Rosette et Charmant commencèrent ; jamais on n’avait vu une danse plus gracieuse, plus vive, plus légère ; chacun les regardait avec une admiration croissante. C’était tellement supérieur à la danse d’Orangine et de Roussette, que celles-ci, ne pouvant plus contenir leur fureur, voulurent s’élancer sur Rosette pour la souffleter et lui arracher ses diamants ; le roi et la reine, qui ne les perdaient pas de vue et qui devinèrent leurs intentions, les arrêtèrent et leur dirent à l’oreille :

« Prenez garde à la fée Puissante ; patience, demain sera le dernier jour. »

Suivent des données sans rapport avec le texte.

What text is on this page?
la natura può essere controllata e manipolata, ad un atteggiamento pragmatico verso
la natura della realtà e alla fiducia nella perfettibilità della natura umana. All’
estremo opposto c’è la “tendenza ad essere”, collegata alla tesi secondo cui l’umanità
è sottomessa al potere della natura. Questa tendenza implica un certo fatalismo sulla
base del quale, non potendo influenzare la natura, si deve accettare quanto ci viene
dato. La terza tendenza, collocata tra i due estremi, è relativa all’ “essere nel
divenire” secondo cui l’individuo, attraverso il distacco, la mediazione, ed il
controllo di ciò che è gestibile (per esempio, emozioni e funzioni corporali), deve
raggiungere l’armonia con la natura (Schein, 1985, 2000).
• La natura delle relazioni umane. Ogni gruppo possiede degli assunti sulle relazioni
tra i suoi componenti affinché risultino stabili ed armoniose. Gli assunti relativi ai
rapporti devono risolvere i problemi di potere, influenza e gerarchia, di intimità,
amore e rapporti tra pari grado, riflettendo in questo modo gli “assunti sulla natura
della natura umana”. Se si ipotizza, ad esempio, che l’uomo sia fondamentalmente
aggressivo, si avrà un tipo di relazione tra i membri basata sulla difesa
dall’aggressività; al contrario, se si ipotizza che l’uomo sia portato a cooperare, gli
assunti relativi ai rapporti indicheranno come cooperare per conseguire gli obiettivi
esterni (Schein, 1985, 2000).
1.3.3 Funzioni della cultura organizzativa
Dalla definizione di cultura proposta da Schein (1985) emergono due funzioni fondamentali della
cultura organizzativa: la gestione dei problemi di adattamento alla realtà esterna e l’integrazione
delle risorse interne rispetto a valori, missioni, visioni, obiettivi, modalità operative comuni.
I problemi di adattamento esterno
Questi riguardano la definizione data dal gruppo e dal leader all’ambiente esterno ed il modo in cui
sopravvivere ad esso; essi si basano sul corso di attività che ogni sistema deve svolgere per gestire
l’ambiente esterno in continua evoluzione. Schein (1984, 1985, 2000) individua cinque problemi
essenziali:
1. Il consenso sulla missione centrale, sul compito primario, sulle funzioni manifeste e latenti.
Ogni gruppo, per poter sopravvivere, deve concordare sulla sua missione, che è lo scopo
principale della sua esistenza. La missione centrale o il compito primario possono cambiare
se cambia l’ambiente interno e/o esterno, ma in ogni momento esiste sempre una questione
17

Quand la danse fut terminée, les applaudissements éclatèrent de toute part, et chacun demanda avec instance à Rosette et Charmant de recommencer. Comme ils n’étaient pas fatigués, ils ne voulurent pas se faire prier, et exécutèrent une danse nouvelle plus gracieuse et plus légère encore que la précédente. Pour le coup, Orangine et Roussette n’y tinrent plus ; la colère les suffoquait ; elles s’évanouirent ; on les emporta sans connaissance. Leurs visages étaient tellement enlaidis par la colère et l’envie, qu’elles n’étaient plus jolies du tout ; personne ne les plaignait, parce que tout le monde voyait leur jalousie et leur méchanceté. Les applaudissements et l’enthousiasme pour Rosette devinrent si bruyants, que pour s’y soustraire elle se réfugia dans le jardin, où Charmant la suivit ; ils se promenèrent le reste de la soirée et s’entretinrent de leurs projets d’avenir, si la fée Puissante permettait à Rosette d’unir sa vie à celle de Charmant. Les diamants de Rosette brillaient d’un tel éclat que les allées où ils marchaient, les bosquets où ils s’asseyaient, semblaient éclairés par mille étoiles.

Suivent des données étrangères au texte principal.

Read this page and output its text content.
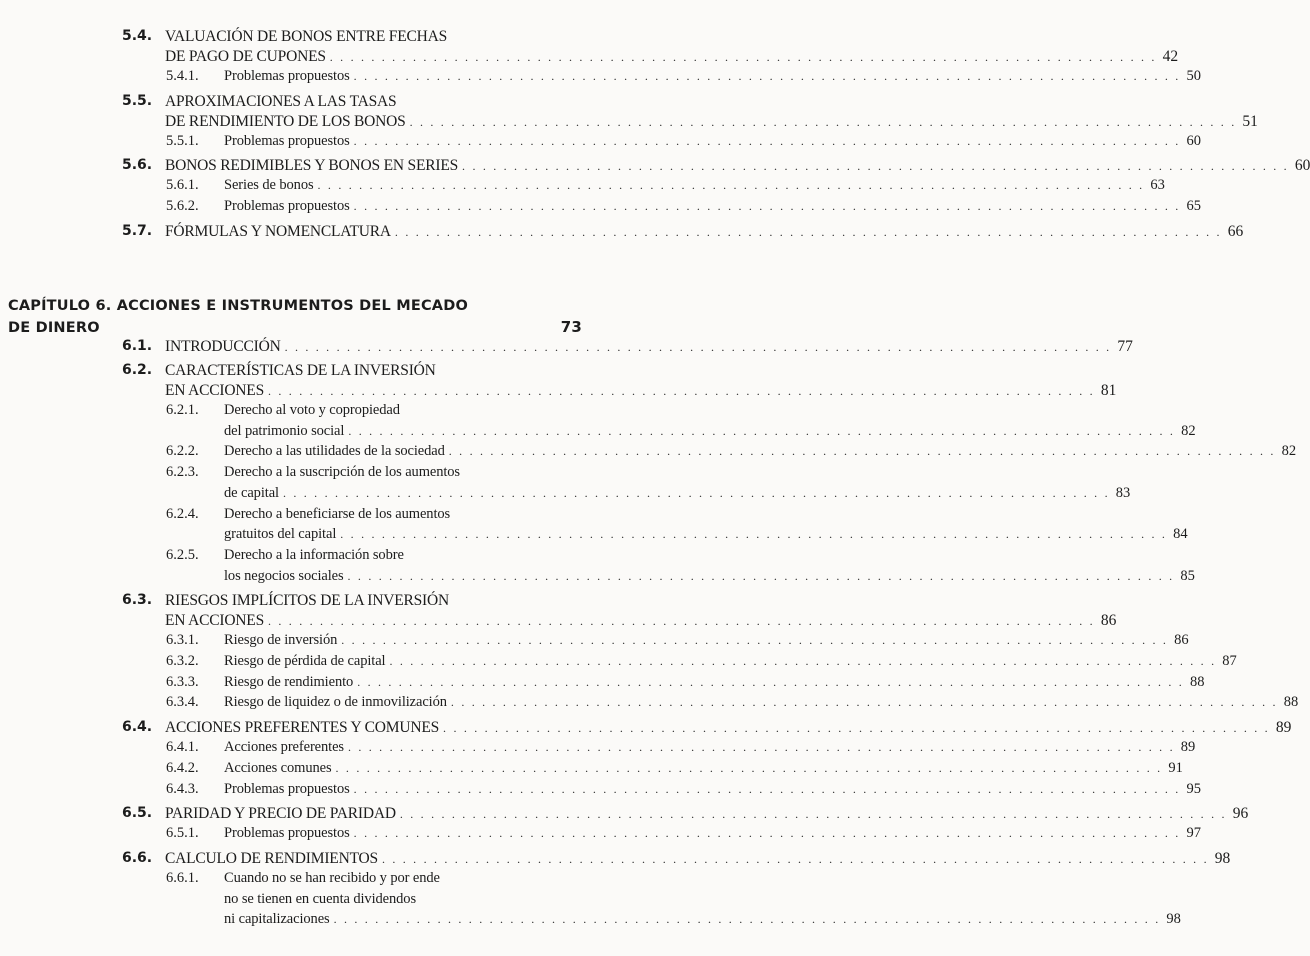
5.4. VALUACIÓN DE BONOS ENTRE FECHAS
DE PAGO DE CUPONES . . . . . . . . . . . . . . . . . . . . . . . . . . . . . . . . . . . . . . . . . . . . . . . . . . . . . . . . . . . . . . . . . . . . . . . . . . . . . . . . 42
5.4.1. Problemas propuestos . . . . . . . . . . . . . . . . . . . . . . . . . . . . . . . . . . . . . . . . . . . . . . . . . . . . . . . . . . . . . . . . . . . . . . . . . . . . . . . . 50
5.5. APROXIMACIONES A LAS TASAS
DE RENDIMIENTO DE LOS BONOS . . . . . . . . . . . . . . . . . . . . . . . . . . . . . . . . . . . . . . . . . . . . . . . . . . . . . . . . . . . . . . . . . . . . . . . . . . . . . . . . 51
5.5.1. Problemas propuestos . . . . . . . . . . . . . . . . . . . . . . . . . . . . . . . . . . . . . . . . . . . . . . . . . . . . . . . . . . . . . . . . . . . . . . . . . . . . . . . . 60
5.6. BONOS REDIMIBLES Y BONOS EN SERIES . . . . . . . . . . . . . . . . . . . . . . . . . . . . . . . . . . . . . . . . . . . . . . . . . . . . . . . . . . . . . . . . . . . . . . . . . . . . . . . . 60
5.6.1. Series de bonos . . . . . . . . . . . . . . . . . . . . . . . . . . . . . . . . . . . . . . . . . . . . . . . . . . . . . . . . . . . . . . . . . . . . . . . . . . . . . . . . 63
5.6.2. Problemas propuestos . . . . . . . . . . . . . . . . . . . . . . . . . . . . . . . . . . . . . . . . . . . . . . . . . . . . . . . . . . . . . . . . . . . . . . . . . . . . . . . . 65
5.7. FÓRMULAS Y NOMENCLATURA . . . . . . . . . . . . . . . . . . . . . . . . . . . . . . . . . . . . . . . . . . . . . . . . . . . . . . . . . . . . . . . . . . . . . . . . . . . . . . . . 66
CAPÍTULO 6. ACCIONES E INSTRUMENTOS DEL MECADO
DE DINERO	73
6.1. INTRODUCCIÓN . . . . . . . . . . . . . . . . . . . . . . . . . . . . . . . . . . . . . . . . . . . . . . . . . . . . . . . . . . . . . . . . . . . . . . . . . . . . . . . . 77
6.2. CARACTERÍSTICAS DE LA INVERSIÓN
EN ACCIONES . . . . . . . . . . . . . . . . . . . . . . . . . . . . . . . . . . . . . . . . . . . . . . . . . . . . . . . . . . . . . . . . . . . . . . . . . . . . . . . . 81
6.2.1. Derecho al voto y copropiedad
del patrimonio social . . . . . . . . . . . . . . . . . . . . . . . . . . . . . . . . . . . . . . . . . . . . . . . . . . . . . . . . . . . . . . . . . . . . . . . . . . . . . . . . 82
6.2.2. Derecho a las utilidades de la sociedad . . . . . . . . . . . . . . . . . . . . . . . . . . . . . . . . . . . . . . . . . . . . . . . . . . . . . . . . . . . . . . . . . . . . . . . . . . . . . . . . 82
6.2.3. Derecho a la suscripción de los aumentos
de capital . . . . . . . . . . . . . . . . . . . . . . . . . . . . . . . . . . . . . . . . . . . . . . . . . . . . . . . . . . . . . . . . . . . . . . . . . . . . . . . . 83
6.2.4. Derecho a beneficiarse de los aumentos
gratuitos del capital . . . . . . . . . . . . . . . . . . . . . . . . . . . . . . . . . . . . . . . . . . . . . . . . . . . . . . . . . . . . . . . . . . . . . . . . . . . . . . . . 84
6.2.5. Derecho a la información sobre
los negocios sociales . . . . . . . . . . . . . . . . . . . . . . . . . . . . . . . . . . . . . . . . . . . . . . . . . . . . . . . . . . . . . . . . . . . . . . . . . . . . . . . . 85
6.3. RIESGOS IMPLÍCITOS DE LA INVERSIÓN
EN ACCIONES . . . . . . . . . . . . . . . . . . . . . . . . . . . . . . . . . . . . . . . . . . . . . . . . . . . . . . . . . . . . . . . . . . . . . . . . . . . . . . . . 86
6.3.1. Riesgo de inversión . . . . . . . . . . . . . . . . . . . . . . . . . . . . . . . . . . . . . . . . . . . . . . . . . . . . . . . . . . . . . . . . . . . . . . . . . . . . . . . . 86
6.3.2. Riesgo de pérdida de capital . . . . . . . . . . . . . . . . . . . . . . . . . . . . . . . . . . . . . . . . . . . . . . . . . . . . . . . . . . . . . . . . . . . . . . . . . . . . . . . . 87
6.3.3. Riesgo de rendimiento . . . . . . . . . . . . . . . . . . . . . . . . . . . . . . . . . . . . . . . . . . . . . . . . . . . . . . . . . . . . . . . . . . . . . . . . . . . . . . . . 88
6.3.4. Riesgo de liquidez o de inmovilización . . . . . . . . . . . . . . . . . . . . . . . . . . . . . . . . . . . . . . . . . . . . . . . . . . . . . . . . . . . . . . . . . . . . . . . . . . . . . . . . 88
6.4. ACCIONES PREFERENTES Y COMUNES . . . . . . . . . . . . . . . . . . . . . . . . . . . . . . . . . . . . . . . . . . . . . . . . . . . . . . . . . . . . . . . . . . . . . . . . . . . . . . . . 89
6.4.1. Acciones preferentes . . . . . . . . . . . . . . . . . . . . . . . . . . . . . . . . . . . . . . . . . . . . . . . . . . . . . . . . . . . . . . . . . . . . . . . . . . . . . . . . 89
6.4.2. Acciones comunes . . . . . . . . . . . . . . . . . . . . . . . . . . . . . . . . . . . . . . . . . . . . . . . . . . . . . . . . . . . . . . . . . . . . . . . . . . . . . . . . 91
6.4.3. Problemas propuestos . . . . . . . . . . . . . . . . . . . . . . . . . . . . . . . . . . . . . . . . . . . . . . . . . . . . . . . . . . . . . . . . . . . . . . . . . . . . . . . . 95
6.5. PARIDAD Y PRECIO DE PARIDAD . . . . . . . . . . . . . . . . . . . . . . . . . . . . . . . . . . . . . . . . . . . . . . . . . . . . . . . . . . . . . . . . . . . . . . . . . . . . . . . . 96
6.5.1. Problemas propuestos . . . . . . . . . . . . . . . . . . . . . . . . . . . . . . . . . . . . . . . . . . . . . . . . . . . . . . . . . . . . . . . . . . . . . . . . . . . . . . . . 97
6.6. CALCULO DE RENDIMIENTOS . . . . . . . . . . . . . . . . . . . . . . . . . . . . . . . . . . . . . . . . . . . . . . . . . . . . . . . . . . . . . . . . . . . . . . . . . . . . . . . . 98
6.6.1. Cuando no se han recibido y por ende
no se tienen en cuenta dividendos
ni capitalizaciones . . . . . . . . . . . . . . . . . . . . . . . . . . . . . . . . . . . . . . . . . . . . . . . . . . . . . . . . . . . . . . . . . . . . . . . . . . . . . . . . 98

Il fallut enfin se séparer.

« À demain ! dit Charmant ; j’espère demain pouvoir dire : À toujours ! »

Rosette monta dans sa chambre ; quand elle fut déshabillée, sa riche parure alla se ranger dans un coffre plus beau que les précédents : il était en ivoire sculpté, garni de clous en turquoises. Quand Rosette fut déshabillée et couchée, elle éteignit sa bougie et dit à mi-voix :

« Ma chère, ma bonne marraine, que dois-je répondre demain au roi Charmant ? Dictez ma réponse, chère marraine ; quoi que vous m’ordonniez, je vous obéirai.

– Dites oui, ma chère Rosette, répondit la voix douce de la fée ; c’est moi qui ai arrangé ce mariage ; c’est pour vous faire connaître le roi Charmant que j’ai forcé votre père à vous faire assister à ces fêtes. »

Rosette remercia la bonne fée, et s’endormit après avoir senti sur ses deux joues le baiser maternel de sa protectrice.